CAIRO: Egypt aims to tap the Eurobond market for $1 billion-1.5 billion in weeks, the first such issue since 2007, the Finance Ministry said on Friday.
The markets are favorable. There is a huge demand from investors in London, New York and Asia, Finance Minister Youssef Boutros-Ghali told Reuters. We plan to test the outer limits of maturities. We are testing 20 to 30 years.
We are contemplating $1 billion to $1.5 billion, he said.
Egypt has emerged from the world financial crisis relatively unscathed. Growth fell from the 7 percent a year it managed before the downturn but held near 5 percent during the crisis.
The economy has been helped by banks flush with cash because of conservative lending policies and relatively resilient tourism receipts, alongside earnings from the Suez Canal and remittances from workers abroad.
Boutros-Ghali said the issue was not designed to fund the budget deficit. I am doing that very comfortably domestically, he said.

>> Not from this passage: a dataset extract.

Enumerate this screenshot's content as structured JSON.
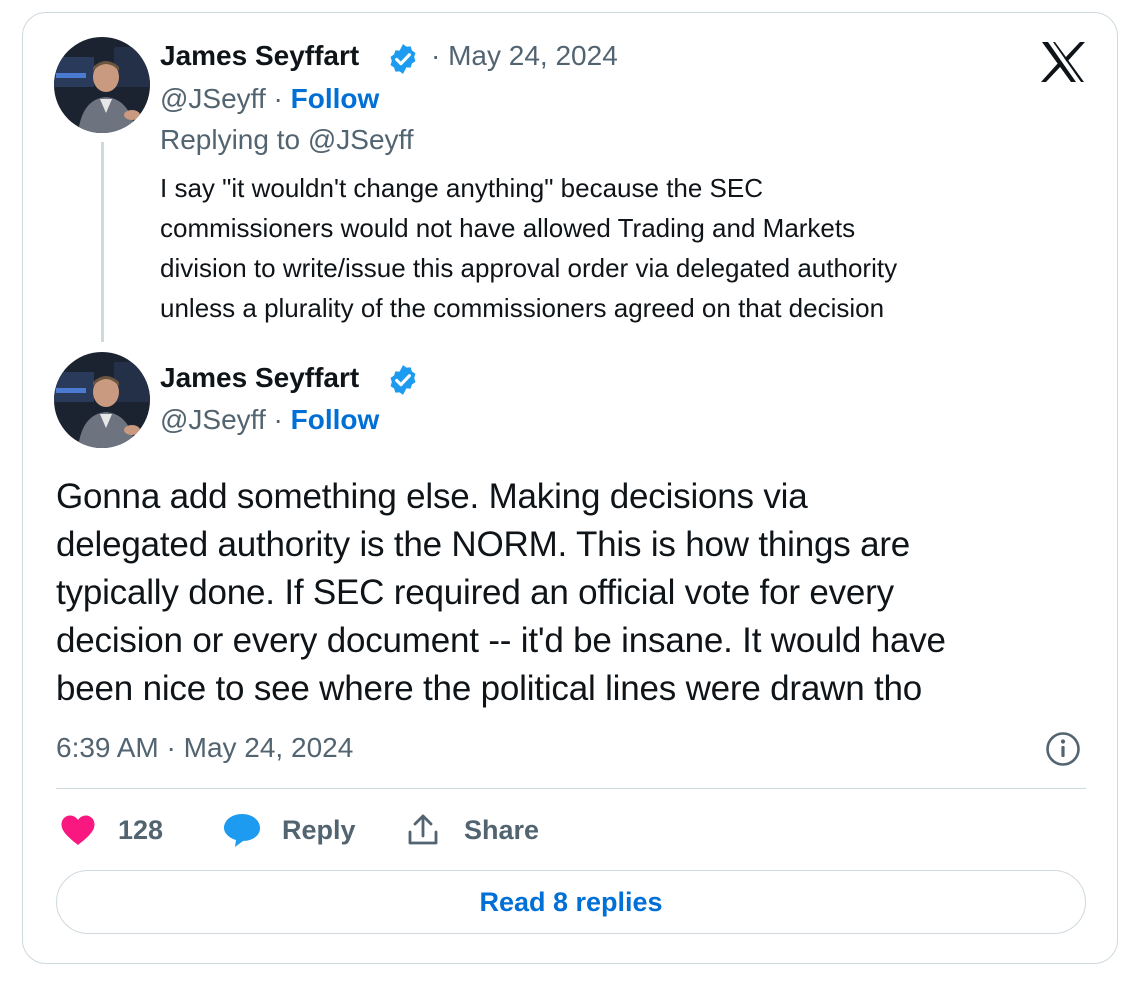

The deficit for the current fiscal year, to the end of June, was projected to be LE 98 billion ($18 billion), or 8.4 percent of predicted gross domestic product, he said.
But Boutros-Ghali said this was based on growth of 4.7 percent, and it now looked like the economy would likely grow at 5.1 or 5.2 percent. Thus, the deficit would be lower, he said.
Mohamed Assaad, adviser to the minister on public debt management, said there was decent appetite for Egyptian international paper because it was not a regular issuer and did not have a lot of outstanding Eurobonds.
He added that it would be the first issue since 2007.
Assaad said Egypt had $1 billion maturing in 2011, $1.25 billion maturing in 2015 and which was guaranteed by the US government and LE 6 billion ($1.1 billion) of global notes maturing in 2012.
Boutros-Ghali said no price had been set for the new issue but it is looking very attractive. He said the issue was coming within weeks and was to refinance 10-year Eurobonds issued in May 2001.
Assaad said the launch may be in the coming seven to eight weeks, something like that.